Dining in Chile always begins with white rolls and pebre – which is, in my humble opinion, the best thing about Chilean food!  Pebre is a spicy mix of cilantro, tomatoes, lemon juice  and onion, and it is slightly different in every restaurant you go to.  It is YUMMY!

The German influence throughout Southern Chile has meant that the moist cake known as Kuchen is extremely popular.

Typically, Chileans have bread for breakfast, a big lunch involving meat and lots of tea and coffee.  “Once” is very popular.  There are all sorts of theories as to how it got its name as it doesn’t take place at eleven, but to be honest, Once’s take a while to get used to.  Instead of having dinner, many Chileans partake in a repeat breakfast of bread and tea/coffee.  Chileans rave about their staple bread – the marrequeata – which are two rolls joined together into a bunch of four.

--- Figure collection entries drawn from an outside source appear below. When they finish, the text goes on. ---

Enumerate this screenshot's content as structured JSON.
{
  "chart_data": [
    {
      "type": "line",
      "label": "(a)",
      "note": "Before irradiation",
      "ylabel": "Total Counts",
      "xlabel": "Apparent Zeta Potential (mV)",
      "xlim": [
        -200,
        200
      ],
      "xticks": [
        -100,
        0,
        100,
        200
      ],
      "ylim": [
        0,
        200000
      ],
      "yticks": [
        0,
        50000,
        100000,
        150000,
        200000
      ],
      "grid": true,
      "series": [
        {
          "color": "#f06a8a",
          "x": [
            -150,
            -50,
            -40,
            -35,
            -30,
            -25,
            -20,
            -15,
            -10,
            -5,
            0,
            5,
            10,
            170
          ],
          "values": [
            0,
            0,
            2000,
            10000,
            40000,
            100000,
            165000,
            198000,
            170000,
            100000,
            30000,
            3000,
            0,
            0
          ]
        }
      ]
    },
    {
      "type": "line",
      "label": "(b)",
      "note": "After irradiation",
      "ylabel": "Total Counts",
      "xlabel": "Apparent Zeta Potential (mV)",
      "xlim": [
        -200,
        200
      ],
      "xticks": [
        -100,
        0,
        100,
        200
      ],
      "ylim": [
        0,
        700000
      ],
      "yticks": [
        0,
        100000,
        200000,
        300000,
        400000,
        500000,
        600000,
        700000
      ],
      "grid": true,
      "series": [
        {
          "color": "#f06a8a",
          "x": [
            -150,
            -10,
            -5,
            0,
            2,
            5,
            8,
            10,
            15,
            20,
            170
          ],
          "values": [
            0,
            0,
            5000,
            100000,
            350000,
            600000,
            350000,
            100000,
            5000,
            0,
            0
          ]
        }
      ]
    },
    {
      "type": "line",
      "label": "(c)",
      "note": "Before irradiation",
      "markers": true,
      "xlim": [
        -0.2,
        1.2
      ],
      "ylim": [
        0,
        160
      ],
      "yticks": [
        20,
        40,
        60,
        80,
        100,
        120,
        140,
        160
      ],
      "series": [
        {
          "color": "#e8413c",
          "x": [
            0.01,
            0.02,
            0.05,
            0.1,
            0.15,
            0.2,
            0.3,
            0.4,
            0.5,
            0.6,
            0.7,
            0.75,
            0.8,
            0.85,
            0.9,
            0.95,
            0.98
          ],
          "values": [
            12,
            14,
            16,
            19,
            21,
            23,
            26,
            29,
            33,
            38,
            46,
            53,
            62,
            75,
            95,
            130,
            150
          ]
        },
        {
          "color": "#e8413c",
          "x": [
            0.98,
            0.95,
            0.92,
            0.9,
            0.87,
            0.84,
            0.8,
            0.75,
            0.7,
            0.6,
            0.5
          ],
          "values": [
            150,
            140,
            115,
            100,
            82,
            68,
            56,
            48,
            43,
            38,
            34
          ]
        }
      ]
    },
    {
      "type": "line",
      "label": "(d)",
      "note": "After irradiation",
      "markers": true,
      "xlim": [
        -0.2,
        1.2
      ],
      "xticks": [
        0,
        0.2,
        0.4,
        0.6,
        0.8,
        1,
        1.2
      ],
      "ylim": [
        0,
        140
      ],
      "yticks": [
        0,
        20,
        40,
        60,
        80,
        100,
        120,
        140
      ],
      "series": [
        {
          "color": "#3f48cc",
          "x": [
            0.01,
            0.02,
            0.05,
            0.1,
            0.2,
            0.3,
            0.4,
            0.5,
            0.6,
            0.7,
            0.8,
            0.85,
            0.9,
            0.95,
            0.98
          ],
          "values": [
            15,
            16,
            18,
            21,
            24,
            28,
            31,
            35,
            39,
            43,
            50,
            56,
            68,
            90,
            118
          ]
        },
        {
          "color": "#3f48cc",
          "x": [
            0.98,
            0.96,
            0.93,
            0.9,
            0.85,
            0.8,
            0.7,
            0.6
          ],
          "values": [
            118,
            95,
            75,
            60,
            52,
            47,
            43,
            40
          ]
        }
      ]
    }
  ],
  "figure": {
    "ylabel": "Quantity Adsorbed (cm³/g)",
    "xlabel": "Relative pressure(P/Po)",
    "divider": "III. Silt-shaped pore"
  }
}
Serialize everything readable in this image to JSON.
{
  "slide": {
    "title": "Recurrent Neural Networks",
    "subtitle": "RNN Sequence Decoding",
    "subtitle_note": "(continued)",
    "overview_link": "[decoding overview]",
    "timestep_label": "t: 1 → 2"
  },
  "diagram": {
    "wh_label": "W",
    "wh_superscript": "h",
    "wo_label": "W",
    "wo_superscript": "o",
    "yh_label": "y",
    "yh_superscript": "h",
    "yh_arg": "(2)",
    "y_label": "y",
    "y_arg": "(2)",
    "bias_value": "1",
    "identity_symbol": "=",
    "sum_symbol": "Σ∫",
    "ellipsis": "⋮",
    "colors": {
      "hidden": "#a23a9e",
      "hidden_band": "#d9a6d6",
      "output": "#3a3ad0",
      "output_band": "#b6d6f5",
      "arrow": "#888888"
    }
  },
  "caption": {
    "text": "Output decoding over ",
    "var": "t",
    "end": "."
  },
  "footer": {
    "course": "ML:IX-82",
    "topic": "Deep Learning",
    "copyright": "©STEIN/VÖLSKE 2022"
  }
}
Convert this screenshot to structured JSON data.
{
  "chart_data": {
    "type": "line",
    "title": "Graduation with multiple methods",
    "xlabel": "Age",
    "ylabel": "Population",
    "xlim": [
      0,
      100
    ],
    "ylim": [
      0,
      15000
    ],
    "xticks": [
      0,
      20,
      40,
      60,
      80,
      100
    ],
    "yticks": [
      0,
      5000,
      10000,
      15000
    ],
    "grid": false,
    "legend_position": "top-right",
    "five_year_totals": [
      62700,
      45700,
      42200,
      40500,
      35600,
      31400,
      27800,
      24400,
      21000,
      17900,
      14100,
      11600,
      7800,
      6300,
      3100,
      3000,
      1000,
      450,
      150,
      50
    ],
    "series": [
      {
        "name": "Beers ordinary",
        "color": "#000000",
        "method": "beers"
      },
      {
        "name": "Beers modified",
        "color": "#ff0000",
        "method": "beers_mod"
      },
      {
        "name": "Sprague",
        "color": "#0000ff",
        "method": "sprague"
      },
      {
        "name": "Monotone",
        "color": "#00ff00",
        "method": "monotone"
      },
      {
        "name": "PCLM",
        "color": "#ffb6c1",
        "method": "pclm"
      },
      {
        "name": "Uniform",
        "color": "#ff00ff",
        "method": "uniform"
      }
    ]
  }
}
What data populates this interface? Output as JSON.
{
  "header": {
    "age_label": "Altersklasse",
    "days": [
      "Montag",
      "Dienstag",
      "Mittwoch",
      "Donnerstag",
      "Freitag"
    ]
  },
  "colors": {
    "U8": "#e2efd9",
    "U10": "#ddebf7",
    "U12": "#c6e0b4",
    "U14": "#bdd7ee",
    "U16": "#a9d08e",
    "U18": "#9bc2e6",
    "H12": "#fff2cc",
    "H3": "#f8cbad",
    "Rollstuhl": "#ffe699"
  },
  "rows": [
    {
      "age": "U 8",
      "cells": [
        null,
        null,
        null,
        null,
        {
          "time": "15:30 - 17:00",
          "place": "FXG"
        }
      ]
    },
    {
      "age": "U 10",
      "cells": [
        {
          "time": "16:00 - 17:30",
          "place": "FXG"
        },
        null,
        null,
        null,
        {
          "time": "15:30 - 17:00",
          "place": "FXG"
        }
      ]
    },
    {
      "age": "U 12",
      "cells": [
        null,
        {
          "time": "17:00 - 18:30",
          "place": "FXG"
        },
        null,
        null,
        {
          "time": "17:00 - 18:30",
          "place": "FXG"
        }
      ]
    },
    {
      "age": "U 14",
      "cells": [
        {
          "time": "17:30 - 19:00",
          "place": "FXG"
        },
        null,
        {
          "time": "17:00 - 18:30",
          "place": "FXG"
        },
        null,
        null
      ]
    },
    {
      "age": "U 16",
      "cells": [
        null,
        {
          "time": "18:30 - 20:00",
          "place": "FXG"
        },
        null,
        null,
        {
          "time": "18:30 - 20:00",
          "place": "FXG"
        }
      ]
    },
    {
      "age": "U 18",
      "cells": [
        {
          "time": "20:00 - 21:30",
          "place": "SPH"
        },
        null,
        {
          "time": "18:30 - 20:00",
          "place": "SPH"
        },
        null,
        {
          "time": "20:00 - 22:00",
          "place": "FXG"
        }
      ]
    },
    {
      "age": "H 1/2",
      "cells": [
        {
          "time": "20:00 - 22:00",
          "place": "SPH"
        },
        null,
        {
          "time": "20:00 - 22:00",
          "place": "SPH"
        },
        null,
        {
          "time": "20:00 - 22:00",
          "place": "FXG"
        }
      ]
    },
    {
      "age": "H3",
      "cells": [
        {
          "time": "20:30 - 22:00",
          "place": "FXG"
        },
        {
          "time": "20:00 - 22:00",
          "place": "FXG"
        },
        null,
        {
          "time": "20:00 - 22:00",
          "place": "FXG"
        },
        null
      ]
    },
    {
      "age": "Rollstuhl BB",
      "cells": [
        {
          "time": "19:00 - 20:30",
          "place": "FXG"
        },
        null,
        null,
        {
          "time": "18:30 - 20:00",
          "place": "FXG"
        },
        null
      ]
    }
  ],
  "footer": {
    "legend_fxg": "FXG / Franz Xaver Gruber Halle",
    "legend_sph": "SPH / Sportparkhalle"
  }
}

Porotos Granados is a traditional Chilean dinner of beans with corn and potato, and probably one of the few vegetarian options available.  Porotos con riendas is another variation containing pasta and dried poroto (brown in colour). Many suburban eateries do not have menus either, and usually have a deal consisting of juice, salad and the meal of the day.    A note on salads:  Chileans have bizaarely boring salads – think just iceberg lettuce or onion – and covered in salt and lemon juice.  They put lemon and salt on everything (EXCEPT on tomatoes)! 

Palmeras is a popular snack which is basically just pastry covered with sugar;  sopaipilla is a roadside snack made of fried flour with Manteca (vegetable oil); Berlin in a small hamburger filled with manjar (very sweet evaporated milk, used as a spread) or crema pastelera.   Ubiquitous to South America, the empanada is obviously prevalent in Chile and umm, YUM!  They are very similar to an English pasty, and the meat ones always contain a single olive.  Anything can be made into an empanada but my favourite is cheese with prawn – it is basically like going to heaven with a single bite. 

Chileans eat a lot of avocados, usually with salt and lemon, mashed up over marrequeta bread.  In general, Chileans use a crazy amount of lemon and salt.  If any readers are dating a Chilean, you need to acquaint yourself with Chilean food – the way to a man’s heart is through his stomach they say, and most guys are accustomed to the amazing cooking of their mothers.